I think Robert Pattinson summed it up best when he was recently asked about the negative and racist comments directed at his fiancé FKA Twigs. “I think it's because most normal people are not commenters – I've never met anyone who's left a comment on anything. It's just demons who live in basements.”  Exactly.

There’s something about the veil of the computer screen that gives you a newfound confidence.  You can say whatever you want because you don’t have to look the person in the eye when you’re saying it.  You don’t have to face accountability or consequence for your actions, which is something brave people do on a daily basis.  And you probably think you’re brave because you’re going against the grain and sharing an unfavorable opinion.  But guess what? You’re anything but brave.  You are the personification of the word coward. 

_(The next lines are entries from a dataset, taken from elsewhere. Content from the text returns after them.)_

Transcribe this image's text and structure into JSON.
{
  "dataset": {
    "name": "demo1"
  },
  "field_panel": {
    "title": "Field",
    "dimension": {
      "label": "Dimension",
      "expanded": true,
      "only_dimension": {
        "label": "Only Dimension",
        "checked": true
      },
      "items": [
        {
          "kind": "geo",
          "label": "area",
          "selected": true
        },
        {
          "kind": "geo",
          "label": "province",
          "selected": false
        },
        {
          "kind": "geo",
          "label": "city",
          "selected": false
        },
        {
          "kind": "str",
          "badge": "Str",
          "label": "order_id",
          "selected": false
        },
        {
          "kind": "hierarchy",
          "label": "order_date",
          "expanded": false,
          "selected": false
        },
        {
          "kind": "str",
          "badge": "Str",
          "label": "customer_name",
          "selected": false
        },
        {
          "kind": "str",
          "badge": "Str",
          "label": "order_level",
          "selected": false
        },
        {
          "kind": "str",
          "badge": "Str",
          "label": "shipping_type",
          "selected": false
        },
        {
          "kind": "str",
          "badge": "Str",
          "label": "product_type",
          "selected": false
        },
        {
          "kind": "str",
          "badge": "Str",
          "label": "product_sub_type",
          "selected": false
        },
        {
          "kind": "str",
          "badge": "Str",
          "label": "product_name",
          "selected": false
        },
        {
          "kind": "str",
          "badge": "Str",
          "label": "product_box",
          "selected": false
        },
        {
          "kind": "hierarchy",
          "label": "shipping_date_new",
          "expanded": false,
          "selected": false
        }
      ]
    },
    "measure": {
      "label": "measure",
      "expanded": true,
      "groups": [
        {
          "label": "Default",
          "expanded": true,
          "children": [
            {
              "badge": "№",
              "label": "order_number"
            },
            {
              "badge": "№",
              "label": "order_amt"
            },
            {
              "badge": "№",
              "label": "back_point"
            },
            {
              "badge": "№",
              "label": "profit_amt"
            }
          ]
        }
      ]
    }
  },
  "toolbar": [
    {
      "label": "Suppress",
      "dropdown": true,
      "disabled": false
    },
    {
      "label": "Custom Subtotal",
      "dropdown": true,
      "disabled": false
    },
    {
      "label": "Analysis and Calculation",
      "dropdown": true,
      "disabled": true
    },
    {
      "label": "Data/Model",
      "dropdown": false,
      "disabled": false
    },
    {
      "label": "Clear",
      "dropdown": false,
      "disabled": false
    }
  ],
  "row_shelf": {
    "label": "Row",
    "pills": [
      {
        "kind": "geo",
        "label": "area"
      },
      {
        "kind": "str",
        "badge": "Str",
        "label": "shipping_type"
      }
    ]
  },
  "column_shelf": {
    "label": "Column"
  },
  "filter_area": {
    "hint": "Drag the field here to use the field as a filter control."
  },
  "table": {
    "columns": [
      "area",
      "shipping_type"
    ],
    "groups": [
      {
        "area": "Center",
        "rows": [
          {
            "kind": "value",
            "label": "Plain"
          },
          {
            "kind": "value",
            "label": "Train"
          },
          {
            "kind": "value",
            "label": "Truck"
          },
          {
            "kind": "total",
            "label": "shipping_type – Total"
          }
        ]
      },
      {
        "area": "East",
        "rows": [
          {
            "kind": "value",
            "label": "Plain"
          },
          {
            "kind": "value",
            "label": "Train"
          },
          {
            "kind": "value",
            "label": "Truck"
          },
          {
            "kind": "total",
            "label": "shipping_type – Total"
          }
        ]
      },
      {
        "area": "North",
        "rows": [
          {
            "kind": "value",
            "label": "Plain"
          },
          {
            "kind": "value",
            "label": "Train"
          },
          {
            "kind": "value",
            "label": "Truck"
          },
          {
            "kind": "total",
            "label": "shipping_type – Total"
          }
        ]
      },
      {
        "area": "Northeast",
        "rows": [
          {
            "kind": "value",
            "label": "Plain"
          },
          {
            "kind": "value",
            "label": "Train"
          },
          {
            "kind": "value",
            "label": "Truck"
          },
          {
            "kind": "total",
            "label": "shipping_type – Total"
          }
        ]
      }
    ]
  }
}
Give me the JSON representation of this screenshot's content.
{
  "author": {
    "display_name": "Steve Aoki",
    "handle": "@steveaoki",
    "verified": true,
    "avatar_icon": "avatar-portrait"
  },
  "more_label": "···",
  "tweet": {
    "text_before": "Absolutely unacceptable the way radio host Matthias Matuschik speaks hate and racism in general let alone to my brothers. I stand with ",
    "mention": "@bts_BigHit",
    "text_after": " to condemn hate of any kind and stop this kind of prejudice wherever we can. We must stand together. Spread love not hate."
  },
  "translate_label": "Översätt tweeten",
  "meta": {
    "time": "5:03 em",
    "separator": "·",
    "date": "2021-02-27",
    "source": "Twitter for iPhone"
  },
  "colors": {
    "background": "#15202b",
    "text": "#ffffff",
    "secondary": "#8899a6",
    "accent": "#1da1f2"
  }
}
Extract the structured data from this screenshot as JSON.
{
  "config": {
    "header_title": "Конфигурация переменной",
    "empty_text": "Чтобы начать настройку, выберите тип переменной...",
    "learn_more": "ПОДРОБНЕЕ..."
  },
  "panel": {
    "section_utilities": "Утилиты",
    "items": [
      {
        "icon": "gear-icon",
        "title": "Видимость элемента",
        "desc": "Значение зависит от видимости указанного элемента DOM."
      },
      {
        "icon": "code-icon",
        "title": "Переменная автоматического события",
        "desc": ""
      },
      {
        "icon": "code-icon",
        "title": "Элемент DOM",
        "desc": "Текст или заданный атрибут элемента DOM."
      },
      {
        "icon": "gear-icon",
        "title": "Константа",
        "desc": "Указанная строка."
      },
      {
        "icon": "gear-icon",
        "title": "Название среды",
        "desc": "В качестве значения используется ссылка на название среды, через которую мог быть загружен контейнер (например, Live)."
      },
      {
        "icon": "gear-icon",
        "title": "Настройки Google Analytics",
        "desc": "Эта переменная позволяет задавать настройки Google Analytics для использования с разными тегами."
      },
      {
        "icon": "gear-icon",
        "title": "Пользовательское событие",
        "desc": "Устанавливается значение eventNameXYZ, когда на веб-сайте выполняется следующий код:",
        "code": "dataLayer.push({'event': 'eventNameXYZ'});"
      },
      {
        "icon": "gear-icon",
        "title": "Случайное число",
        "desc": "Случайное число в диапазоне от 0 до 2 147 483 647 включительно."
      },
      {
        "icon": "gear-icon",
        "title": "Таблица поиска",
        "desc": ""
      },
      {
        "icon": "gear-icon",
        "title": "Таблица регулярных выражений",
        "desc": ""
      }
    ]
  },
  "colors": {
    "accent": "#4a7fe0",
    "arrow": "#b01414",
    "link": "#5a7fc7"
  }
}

I was ultimately prepared to fire off a nasty response, but instead, I deleted your comment.  I don’t have the time or energy to become embroiled in a battle on Google+ with a person that I can’t see.  Believe me, I could absolutely obliterate you to the point where you’d never want to post on social media again.  But your stupidity throughout the rest of your life will be justice enough.  Keep posting anonymously, girl.  One day, you’re going to encounter a person who won’t take things so lightly.  And we’ll see how your handful of followers let you fall flat on your face. Oh, and I may or may not have reported your profile for hate speech.  Best of luck in your future online endeavors.